The movie, narrated by Kristen Bell, is infuriatingly spare with its facts. We follow the story of Qian Qian, a female panda who forms a bond with American researcher Jacob Owens and a Chinese colleague Bi Wen Li. The plan to reintroduce her to the wild does not come off without a disconcerting hitch or two. 

And it is not until the crawl at the end that we discover there were, in fact, two pandas that were to star in this film. I’ll leave it to your imagination what happened with the other one, but it would have made this a less fuzzy and heartwarming film. It underscores the fact that IMAX is an expensive investment, and a project is not going to be scrapped just because its furry stars fail to follow the script.

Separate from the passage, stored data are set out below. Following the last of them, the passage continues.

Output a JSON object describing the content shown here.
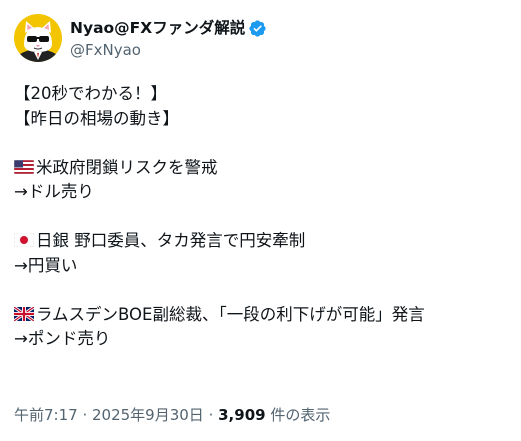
{
  "author": {
    "display_name": "Nyao@FXファンダ解説",
    "handle": "@FxNyao",
    "verified": true,
    "verified_color": "#1d9bf0"
  },
  "tweet": {
    "lines": {
      "l1": "【20秒でわかる！】",
      "l2": "【昨日の相場の動き】",
      "l3": "米政府閉鎖リスクを警戒",
      "l4": "→ドル売り",
      "l5": "日銀 野口委員、タカ発言で円安牽制",
      "l6": "→円買い",
      "l7": "ラムスデンBOE副総裁、「一段の利下げが可能」発言",
      "l8": "→ポンド売り"
    },
    "flags": [
      "us-flag",
      "jp-flag",
      "uk-flag"
    ]
  },
  "meta": {
    "time": "午前7:17",
    "separator1": " · ",
    "date": "2025年9月30日",
    "separator2": " · ",
    "views_count": "3,909",
    "views_label": " 件の表示"
  }
}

In the end, Pandas is a movie whose results onscreen are at odds with the simple goal of eliciting oohs and ahhs. That is not to say it fails to live up to the visual promise of IMAX. The mountains of Sichuan are stunningly beautiful (and, seen in 3D, the bugs are so prolific that you’ll find yourself swatting at them reflexively).

For younger children (and their parents), who are able to overlook the actual narrative and just enjoy the clownish antics of pandas, Pandas is a fun, educationally empty experience. But older kids may have some questions. And since the movie is short on answers, parents should have their Google apps ready.

Pandas. David Douglas and Drew Fellman. Narrated by Kristen Bell. Opens April 28 at Toronto’s Ontario Science Centre.